Hexels 2 import into gaming engine 32 bit#
I did open that model and simplified it in meshlab with no problems, just took some time to load, but i assume meshlab is a bit more suitable for those sorts of tasks and it’s also a 32 bit software so it cannot use more than 4GB RAM. The beta seems to be very stable and i haven’t had any problems except for when i tried to import a 100 million polygon model. The only problem with this though, is that most of the tutorials on youtube are made for previous versions and does not translate well to the new gui, but i guess that as soon they release the stable version we will be seeing a lot of tutorials popping up. I am now a Blender user, still in beginner state, but i actually have fun using it, not like the previous versions where i just wanted to throw my computer out the window every time i opened Blender. The interface is now pretty intuitive and things i spent lots of time trying to figure out on 2.79 is now easy as that and you don’t have to remember all those weird shortcuts.

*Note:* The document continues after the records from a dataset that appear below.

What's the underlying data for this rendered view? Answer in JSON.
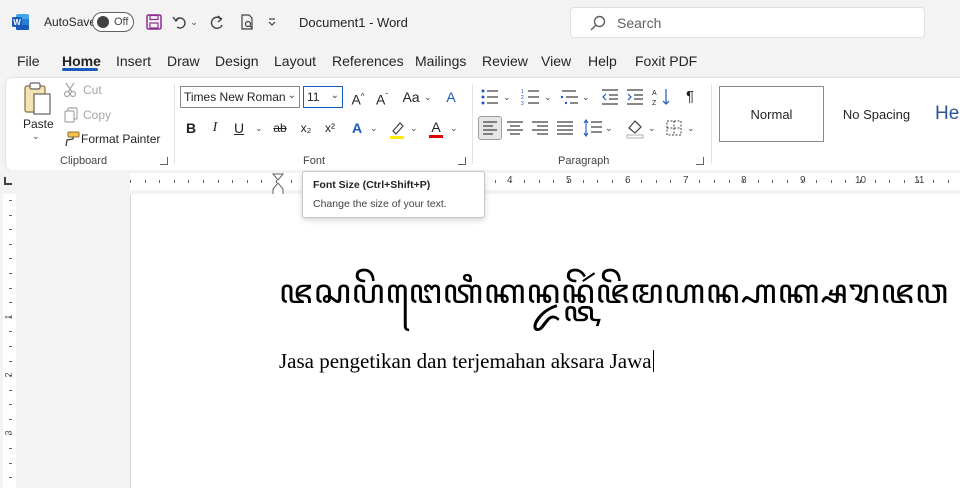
{
  "app": {
    "title": "Document1  -  Word",
    "autosave_label": "AutoSave",
    "autosave_state": "Off",
    "search_placeholder": "Search"
  },
  "menu": {
    "tabs": [
      "File",
      "Home",
      "Insert",
      "Draw",
      "Design",
      "Layout",
      "References",
      "Mailings",
      "Review",
      "View",
      "Help",
      "Foxit PDF"
    ],
    "active": "Home"
  },
  "ribbon": {
    "clipboard": {
      "label": "Clipboard",
      "paste": "Paste",
      "cut": "Cut",
      "copy": "Copy",
      "format_painter": "Format Painter"
    },
    "font": {
      "label": "Font",
      "family": "Times New Roman",
      "size": "11",
      "buttons": [
        "B",
        "I",
        "U",
        "ab",
        "x₂",
        "x²"
      ]
    },
    "paragraph": {
      "label": "Paragraph"
    },
    "styles": [
      "Normal",
      "No Spacing",
      "He"
    ]
  },
  "ruler": {
    "numbers": [
      "4",
      "5",
      "6",
      "7",
      "8",
      "9",
      "10",
      "11"
    ],
    "vertical_numbers": [
      "1",
      "1",
      "2",
      "3"
    ]
  },
  "tooltip": {
    "title": "Font Size (Ctrl+Shift+P)",
    "description": "Change the size of your text."
  },
  "document": {
    "javanese_line": "ꦗꦱꦥꦼꦔꦺꦠꦶꦏꦤ꧀ꦢꦤ꧀ꦠꦼꦂꦗꦼꦩꦲꦤ꧀ꦲꦏ꧀ꦱꦫꦗꦮ",
    "line": "Jasa pengetikan dan terjemahan aksara Jawa"
  }
}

Or if we could export "mesh" info so we could render like Hexels in our game engine it would be SUPER DUPER.I just recently downloaded Blender 2.8 Beta and it is pretty mindblowing how much it has improved since last version. If anyone had success using the tool for actually creating in game ready isometric tile assets, let us know. Which would be really really good! However, there doesn't seem to be way to extract any info to reproduce the same polygon mesh inside say Unity. I can actually render the image using the same rendering technique as Hexels. Perhaps the tool is only good for mocking up some concept arts. I am not sure if I was asking too much initially. I guess this is because each grid is like a vector, and they are drawn in Hexles using (probably) polygons so exporting such image into say 32x32 pixel image isn't going to produce game read - pixel perfect snapping assets. This is especially true for things like background tiles such as ground or walls etc. I have tried to export the drawing with 1:1 without anti-aliasing to see if it can be done, but it simply was not "accurate" enough in pixel wise to be able to use them to snap each other to create in game usable tiles. But other than actually using square grid pixel mode to draw them just like any other pixel drawing tools, using so called "isometric" friendly mode (I forgot what that name was) to draw the isometric drawing didn't really helped much.

I was kinda hoped to be able to use Hexels to draw in game usable isometric tile sets for my game.